Dans ce contexte, les réseaux veulent mutualiser, rationaliser, et investir dans des points de retrait plus modernes et centralisés.
Ce que prévoit le projet sur la table
Le texte de travail, non finalisé, évoque un pivot vers trois piliers: retrait chez les commerçants (cashback), hubs de retrait mutualisés, et services numériques pour guider les usagers.
Il prévoit la fermeture progressive des DAB isolés, la concentration sur des lieux à fort flux, et des automates “nouvelle génération” plus sécurisés et accessibles.
“Il faut garantir un point de retrait à distance raisonnable, pas un DAB à chaque coin de rue”, plaide un banquier impliqué.
Tableau comparatif: aujourd’hui vs projet 2027
| Aspect | Aujourd’hui | Projet 2027 |
|---|---|---|
| Couverture | Réseau dispersé, DAB dans agences et rues | Réseau mutualisé, hubs en zones centrales |
| Accès | Retrait au DAB, moins de cashback | Retrait via hubs, cashback étendu chez commerçants |
| Coûts | Maintenance élevée, sécurité lourde | Coûts optimisés, flotte réduite et modernisée |
| Inclusion | Inégalités territoriales, DAB en déclin rural | Objectif distance max, soutien mobile et hotline |
| Services | Retrait, solde, quelques dépôts | Retrait, dépôts ciblés, assistance guidée |
| Sécurité | Risque attaques, vandalisme local | Hubs renforcés, surveillance smart |
| Tarifs | Majorations ponctuelles, transparence variable | Plafonds encadrés, information claire |
Impact pour les usagers, territoire par territoire
En ville, la transition sera presque invisible: le cashback compensera la chute des DAB de rue.
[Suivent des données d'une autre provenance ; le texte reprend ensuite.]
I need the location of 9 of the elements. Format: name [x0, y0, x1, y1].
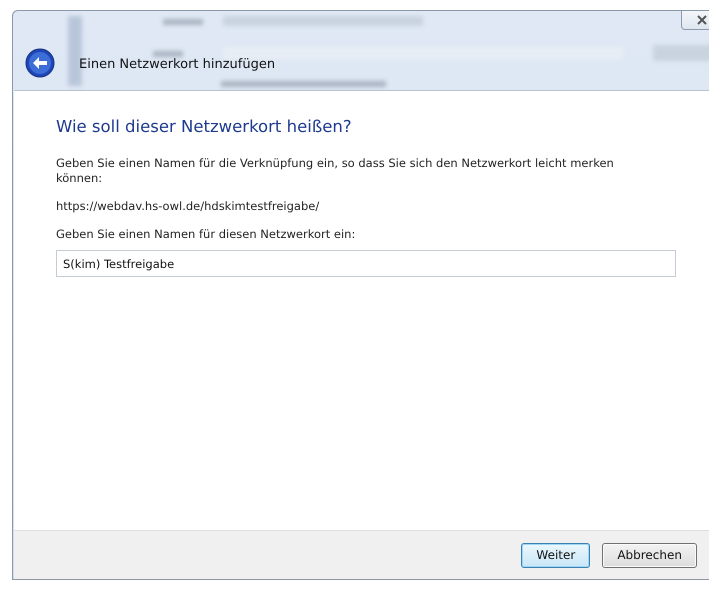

Les centres commerciaux deviendront des points clés.
En zones rurales, l’enjeu est plus sensible. Les hubs devront rester proches, avec des horaires étendus et une signalétique lisible.
Pour les publics fragiles, le projet évoque des hotlines, un accompagnement en agence, et des outils simples pour localiser les points de retrait.
Ce qui changerait concrètement pour vous
- Plus de retrait chez les commerçants, avec limites claires et frais plafonnés
- Moins de DAB isolés, plus de hubs sécurisés et accessibles
- Information en temps réel sur disponibilité et plafonds de retrait
- Expérimentations de dépôts via automates mutualisés ou guichets partagés
- Renforcement des droits à l’accès au cash dans un périmètre défini
“L’objectif est de sécuriser l’accès, pas de forcer le tout-numérique”, assure un participant aux échanges. Reste à prouver que la réalité suivra l’intention.
Le cadre légal et les garde-fous
La France s’est engagée à préserver l’accès aux billets, et l’UE rappelle le statut légal de l’euro fiduciaire. Le projet mise sur des engagements mesurables: distance maximale, horaires étendus, et information publique.
Des plafonds de frais devraient être cadrés, avec des contrôles par autorités indépendantes. Sans cela, le risque de fracture numérique et territoriale s’accentue.
Calendrier, tests et zones pilotes
2025 verrait des pilotes dans plusieurs départements, avec suivi mensuel des temps d’accès et taux de satisfaction. Les fermetures seraient étalées et conditionnées à l’ouverture des hubs.
En 2026, extension à des bassins plus larges, puis bascule nationale en 2027 si les indicateurs sont au vert. “Pas de déploiement sans preuves”, martèle un régulateur.
Ce qu’il faut surveiller maintenant
Trois variables décideront de l’issue: la vitesse de baisse du cash, la qualité des hubs, et la protection des usagers. Si l’une faiblit, le projet perd sa légitimité.
Au fond, la question n’est pas “cash ou pas cash”, mais “quel accès, à quel prix, pour qui”. La réponse dira beaucoup de notre contrat social… et de la place de la monnaie dans nos vies.